Background and Aims Intrauterine growth restriction (IUGR) complicated by umbilical artery vasculopathy may have adverse effects on integrity and function of vascular endothelium and has been associated to atherosclerosis and to glomerulosclerosis risk in adulthood. Aortic intima media thickening, a preclinical sign of atherosclerosis, has been documented from intrauterine life, whereas the first signs of glomerulosclerosis have not been determined. So the aim of this study was to compare albuminuria/creatiniruria ratio (ACR) in IUGR and appropriate for gestational age (AGA) neonates.
Methods A prospective cohort study has been performed on 25 IUGR consecutive fetuses evaluated at Department of Woman and Child Health of Padua University between December 2009 and December 2010. They were considered IUGR if the estimated fetal weight (EFW) was below 10th percentile and the umbilical artery pulsatility index (PI) > 2 standard deviations. Each IUGR newborn was matched with 2 controls AGA neonates, of the same gestational age ± 1 week. They were considered AGA if the EFW was between 10th and 90th percentile. A urine sample was collected at 24–72 hours after birth for ACR determination.

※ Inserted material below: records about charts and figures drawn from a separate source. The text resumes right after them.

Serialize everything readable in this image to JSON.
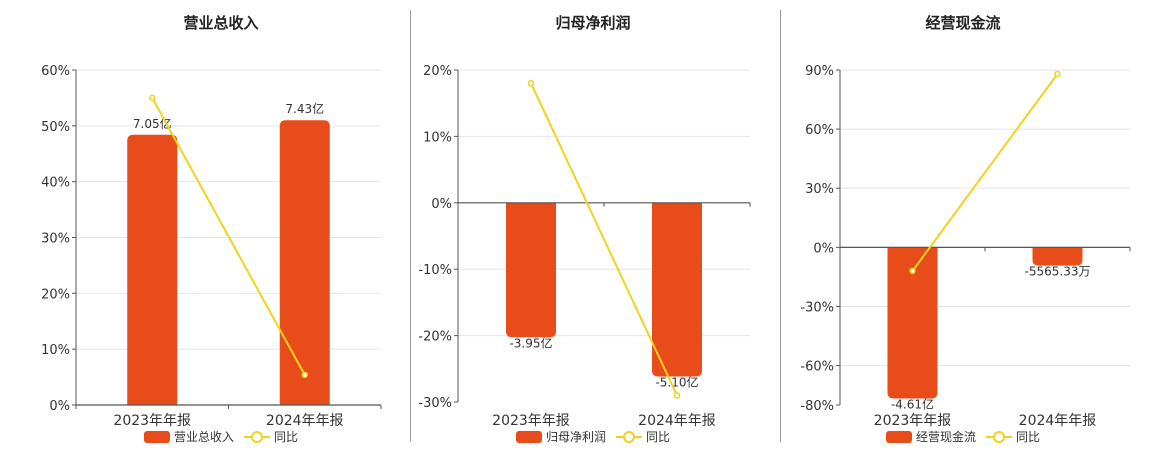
{
  "colors": {
    "bar": "#e84c1a",
    "line": "#f2d21c",
    "axis": "#555555",
    "grid": "#e6e6e6"
  },
  "chart_data": [
    {
      "type": "bar",
      "title": "营业总收入",
      "categories": [
        "2023年年报",
        "2024年年报"
      ],
      "series": [
        {
          "name": "营业总收入",
          "type": "bar",
          "values": [
            7.05,
            7.43
          ],
          "unit": "亿",
          "labels": [
            "7.05亿",
            "7.43亿"
          ]
        },
        {
          "name": "同比",
          "type": "line",
          "values": [
            55,
            5.4
          ],
          "unit": "%"
        }
      ],
      "ylim": [
        0,
        60
      ],
      "yticks": [
        "0%",
        "10%",
        "20%",
        "30%",
        "40%",
        "50%",
        "60%"
      ],
      "bar_axis_max": 8.74,
      "grid": true
    },
    {
      "type": "bar",
      "title": "归母净利润",
      "categories": [
        "2023年年报",
        "2024年年报"
      ],
      "series": [
        {
          "name": "归母净利润",
          "type": "bar",
          "values": [
            -3.95,
            -5.1
          ],
          "unit": "亿",
          "labels": [
            "-3.95亿",
            "-5.10亿"
          ]
        },
        {
          "name": "同比",
          "type": "line",
          "values": [
            18,
            -29
          ],
          "unit": "%"
        }
      ],
      "ylim": [
        -30,
        20
      ],
      "yticks": [
        "-30%",
        "-20%",
        "-10%",
        "0%",
        "10%",
        "20%"
      ],
      "bar_axis_min": -5.85,
      "grid": true
    },
    {
      "type": "bar",
      "title": "经营现金流",
      "categories": [
        "2023年年报",
        "2024年年报"
      ],
      "series": [
        {
          "name": "经营现金流",
          "type": "bar",
          "values": [
            -4.61,
            -0.5565
          ],
          "unit": "亿",
          "labels": [
            "-4.61亿",
            "-5565.33万"
          ]
        },
        {
          "name": "同比",
          "type": "line",
          "values": [
            -12,
            88
          ],
          "unit": "%"
        }
      ],
      "ylim": [
        -80,
        90
      ],
      "yticks": [
        "-80%",
        "-60%",
        "-30%",
        "0%",
        "30%",
        "60%",
        "90%"
      ],
      "bar_axis_min": -4.81,
      "grid": true
    }
  ]
}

Results Among the 25 IUGR fetuses enrolled, 2 were excluded because 1 had trisomy 21 and 1 renal agenesis. The remaining 23 were matched with 46 AGA newborns. ACR was significantly higher in IUGR compared to AGA newborns: median (IQR) 183.0 (113.6–264.7) vs 122.8 (72.5–191.9); p=0.04.
Conclusions IUGR is associated with significantly greater albuminuria at birth. This may be an early marker of glomerulosclerosis, which leads to renal disease in adulthood.